Highly Able Children with Dyslexia: Unlocking Potential and Teaching Expertise


Dyslexia, a specific learning difficulty that affects the underlying skills required for learning to read, write, and spell, is found in children with varying levels of cognitive ability. Among them are highly able or gifted children who, despite their dyslexia, have exceptional skills and talents in various areas. This article aims to shed light on the unique challenges faced by highly able children with dyslexia and explore effective teaching strategies that can help unlock their potential.

Challenges Faced by Highly Able Children with Dyslexia

1. Underachievement and Hidden Potential: Due to their dyslexia, highly able children often underperform academically, which can mask their true potential and make it difficult for educators to identify their exceptional abilities.

2. Low Self-Esteem: These children may struggle with self-esteem issues as they may feel incompetent or unintelligent because of the challenges in mastering basic literacy skills.

3. Limited Educational Opportunities: If not identified and supported adequately, highly able students with dyslexia may miss out on advanced learning opportunities tailored for gifted children.

4. Social-Emotional Issues: As a result of their struggles and frustrations in school, these children might develop social-emotional problems that affect overall well-being.

Teaching Expertise: Strategies to Support Highly Able Children with Dyslexia

1. Early Identification: It is crucial for educators to identify highly able students with dyslexia as early as possible.
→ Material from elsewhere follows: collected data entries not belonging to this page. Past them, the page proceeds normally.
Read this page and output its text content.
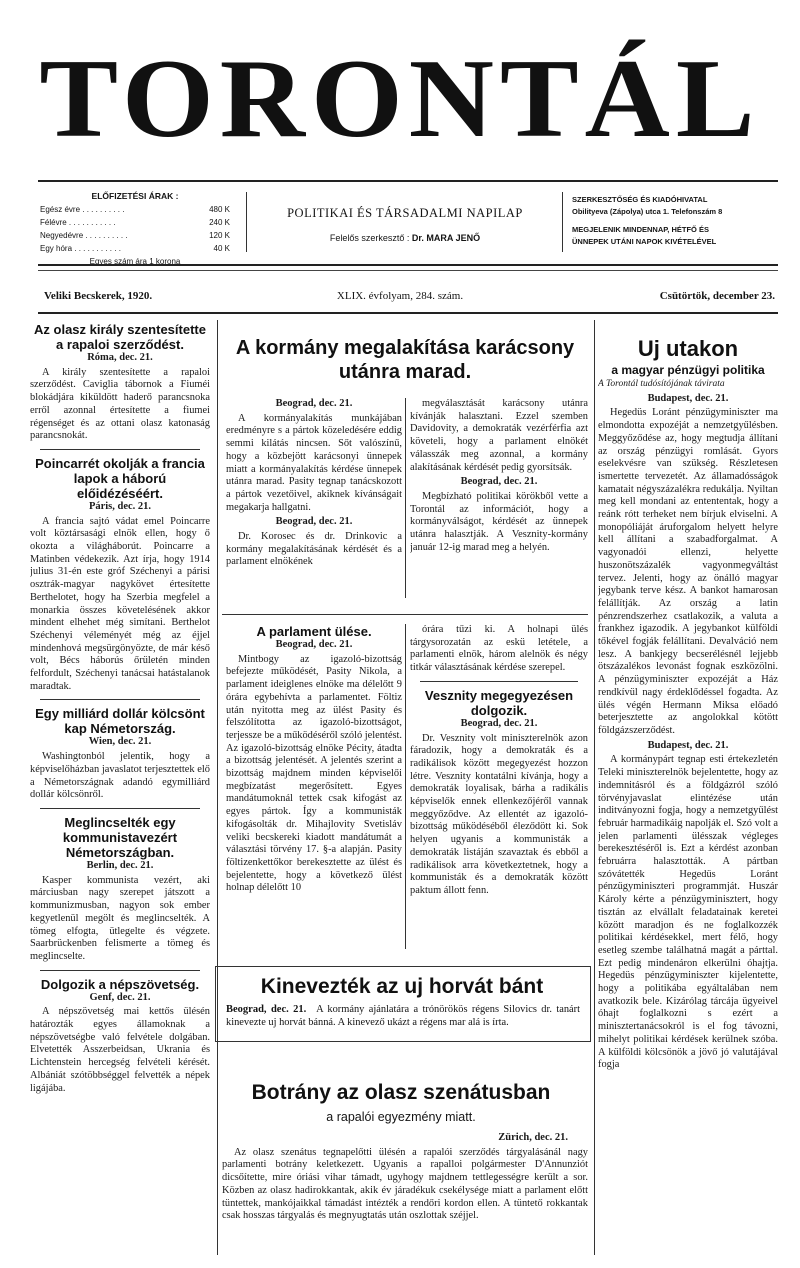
TORONTÁL
ELŐFIZETÉSI ÁRAK :
Egész évre . . . . . . . . . .	480 K
Félévre . . . . . . . . . . .	240 K
Negyedévre . . . . . . . . . .	120 K
Egy hóra . . . . . . . . . . .	40 K
Egyes szám ára 1 korona
POLITIKAI ÉS TÁRSADALMI NAPILAP
Felelős szerkesztő : Dr. MARA JENŐ
SZERKESZTŐSÉG ÉS KIADÓHIVATAL
Obilityeva (Zápolya) utca 1. Telefonszám 8
MEGJELENIK MINDENNAP, HÉTFŐ ÉS
ÜNNEPEK UTÁNI NAPOK KIVÉTELÉVEL
Veliki Becskerek, 1920.	XLIX. évfolyam, 284. szám.	Csütörtök, december 23.
Az olasz király szentesítette a rapaloi szerződést.

Róma, dec. 21.

A király szentesítette a rapaloi szerződést. Caviglia tábornok a Fiuméi blokádjára kiküldött haderő parancsnoka erről azonnal értesítette a fiumei régenséget és az ottani olasz katonaság parancsnokát.

Poincarrét okolják a francia lapok a háború előidézéséért.

Páris, dec. 21.

A francia sajtó vádat emel Poincarre volt köztársasági elnök ellen, hogy ő okozta a világháborút. Poincarre a Matinben védekezik. Azt írja, hogy 1914 julius 31-én este gróf Széchenyi a párisi osztrák-magyar nagykövet értesítette Berthelotet, hogy ha Szerbia megfelel a monarkia összes követelésének akkor mindent elhehet még simítani. Berthelot Széchenyi véleményét még az éjjel mindenhová megsürgönyözte, de már késő volt, Bécs háborús őrületén minden felfordult, Széchenyi tanácsai hatástalanok maradtak.

Egy milliárd dollár kölcsönt kap Németország.

Wien, dec. 21.

Washingtonból jelentik, hogy a képviselőházban javaslatot terjesztettek elő a Németországnak adandó egymilliárd dollár kölcsönről.

Meglincselték egy kommunistavezért Németországban.

Berlin, dec. 21.

Kasper kommunista vezért, aki márciusban nagy szerepet játszott a kommunizmusban, nagyon sok ember kegyetlenül megölt és meglincselték. A tömeg elfogta, ütlegelte és végzete. Saarbrückenben felismerte a tömeg és meglincselte.

Dolgozik a népszövetség.

Genf, dec. 21.

A népszövetség mai kettős ülésén határozták egyes államoknak a népszövetségbe való felvétele dolgában. Elvetették Asszerbeidsan, Ukrania és Lichtenstein hercegség felvételi kérését. Albániát szótöbbséggel felvették a népek ligájába.

A kormány megalakítása karácsony utánra marad.

Beograd, dec. 21.

A kormányalakítás munkájában eredményre s a pártok közeledésére eddig semmi kilátás nincsen. Sőt valószínű, hogy a közbejött karácsonyi ünnepek miatt a kormányalakítás kérdése ünnepek utánra marad. Pasity tegnap tanácskozott a pártok vezetőivel, akiknek kívánságait megakarja hallgatni.

Beograd, dec. 21.

Dr. Korosec és dr. Drinkovic a kormány megalakításának kérdését és a parlament elnökének

megválasztását karácsony utánra kívánják halasztani. Ezzel szemben Davidovity, a demokraták vezérférfia azt követeli, hogy a parlament elnökét válasszák meg azonnal, a kormány alakításának kérdését pedig gyorsítsák.

Beograd, dec. 21.

Megbízható politikai körökből vette a Torontál az információt, hogy a kormányválságot, kérdését az ünnepek utánra halasztják. A Vesznity-kormány január 12-ig marad meg a helyén.

A parlament ülése.

Beograd, dec. 21.

Mintbogy az igazoló-bizottság befejezte működését, Pasity Nikola, a parlament ideiglenes elnöke ma délelőtt 9 órára egybehívta a parlamentet. Föltiz után nyitotta meg az ülést Pasity és felszólította az igazoló-bizottságot, terjessze be a működéséről szóló jelentést. Az igazoló-bizottság elnöke Pécity, átadta a bizottság jelentését. A jelentés szerint a bizottság majdnem minden képviselői megbízatást megerősített. Egyes mandátumoknál tettek csak kifogást az egyes pártok. Így a kommunisták kifogásolták dr. Mihajlovity Svetisláv veliki becskereki kiadott mandátumát a választási törvény 17. §-a alapján. Pasity föltizenkettőkor berekesztette az ülést és bejelentette, hogy a következő ülést holnap délelőtt 10

órára tűzi ki. A holnapi ülés tárgysorozatán az eskü letétele, a parlamenti elnök, három alelnök és négy titkár választásának kérdése szerepel.

Vesznity megegyezésen dolgozik.

Beograd, dec. 21.

Dr. Vesznity volt miniszterelnök azon fáradozik, hogy a demokraták és a radikálisok között megegyezést hozzon létre. Vesznity kontatálni kívánja, hogy a demokraták loyalisak, bárha a radikális képviselők ennek ellenkezőjéről vannak meggyőződve. Az ellentét az igazoló-bizottság működéséből éleződött ki. Sok helyen ugyanis a kommunisták a demokraták listáján szavaztak és ebből a radikálisok arra következtetnek, hogy a kommunisták és a demokraták között paktum állott fenn.

Kinevezték az uj horvát bánt
Beograd, dec. 21. A kormány ajánlatára a trónörökös régens Silovics dr. tanárt kinevezte uj horvát bánná. A kinevező ukázt a régens mar alá is írta.
Botrány az olasz szenátusban
a rapalói egyezmény miatt.

Zürich, dec. 21.

Az olasz szenátus tegnapelőtti ülésén a rapalói szerződés tárgyalásánál nagy parlamenti botrány keletkezett. Ugyanis a rapalloi polgármester D'Annunziót dicsőítette, mire óriási vihar támadt, ugyhogy majdnem tettlegességre került a sor. Közben az olasz hadirokkantak, akik év járadékuk csekélysége miatt a parlament előtt tüntettek, mankójaikkal támadást intézték a rendőri kordon ellen. A tüntető rokkantak csak hosszas tárgyalás és megnyugtatás után oszlottak széjjel.

Uj utakon
a magyar pénzügyi politika

A Torontál tudósítójának távirata

Budapest, dec. 21.

Hegedüs Loránt pénzügyminiszter ma elmondotta expozéját a nemzetgyűlésben. Meggyőződése az, hogy megtudja állítani az ország pénzügyi romlását. Gyors eselekvésre van szükség. Részletesen ismertette tervezetét. Az államadósságok kamatait négyszázalékra redukálja. Nyiltan meg kell mondani az entententak, hogy a reánk rótt terheket nem bírjuk elviselni. A monopóliáját áruforgalom helyett helyre kell állítani a szabadforgalmat. A vagyonadói ellenzi, helyette huszonötszázalék vagyonmegváltást tervez. Jelenti, hogy az önálló magyar jegybank terve kész. A bankot hamarosan felállítják. Az ország a latin pénzrendszerhez csatlakozik, a valuta a frankhez igazodik. A jegybankot külföldi tőkével fogják felállítani. Devalváció nem lesz. A bankjegy becserélésnél lejjebb ötszázalékos levonást fognak eszközölni. A pénzügyminiszter expozéját a Ház rendkívül nagy érdeklődéssel fogadta. Az ülés végén Hermann Miksa előadó beterjesztette az angolokkal kötött földgázszerződést.

Budapest, dec. 21.

A kormánypárt tegnap esti értekezletén Teleki miniszterelnök bejelentette, hogy az indemnitásról és a földgázról szóló törvényjavaslat elintézése után inditványozni fogja, hogy a nemzetgyűlést február harmadikáig napolják el. Szó volt a jelen parlamenti ülésszak végleges berekesztéséről is. Ezt a kérdést azonban februárra halasztották. A pártban szóvátették Hegedüs Loránt pénzügyminiszteri programmját. Huszár Károly kérte a pénzügyminisztert, hogy tisztán az elvállalt feladatainak keretei között maradjon és ne foglalkozzék politikai kérdésekkel, mert félő, hogy esetleg szembe találhatná magát a párttal. Ezt pedig mindenáron elkerülni óhajtja. Hegedüs pénzügyminiszter kijelentette, hogy a politikába egyáltalában nem avatkozik bele. Kizárólag tárcája ügyeivel óhajt foglalkozni s ezért a minisztertanácsokról is el fog távozni, mihelyt politikai kérdések kerülnek szóba. A külföldi kölcsönök a jövő jó valutájával fogja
This will enable timely interventions and support tailored to meet both their cognitive gifts and learning difficulties.

2. Multi-Sensory Teaching Approaches: Adopting a multisensory approach to instruction helps in engaging children’s various sensory pathways, allowing them to better understand and process information. Techniques such as the Orton-Gillingham approach have been proven effective for students with dyslexia.

3. Differentiation and Individualized Support: Educators should provide a differentiated curriculum that understands and addresses the specific strengths and weaknesses of highly able children with dyslexia. Personalized support should be given to scaffold their learning process and help them overcome challenges.

4. Use of Assistive Technology: Encourage students to use assistive technology tools such as text-to-speech software, audiobooks, or speech recognition software to aid them in reading, writing, and revising.

5. Emotional Support: It is essential for teachers to provide consistent emotional support, encouragement, and reassurance to help these students build self-confidence and motivation towards learning.

6. Collaborate with Specialists: Working closely with learning specialists, occupational therapists, or psychologists can help develop effective teaching strategies tailored for each student’s unique needs.

7. Enrichment Opportunities: Provide highly able children with dyslexia with appropriate extracurricular activities that tap into their interests and strengths. This provides an opportunity to develop their extraordinary capabilities while fostering a love for lifelong learning.


By understanding the unique challenges faced by highly able children with dyslexia and adopting effective teaching strategies outlined here, educators can unlock these students’ potential and offer them the best possible chance to excel academically, socially, and emotionally.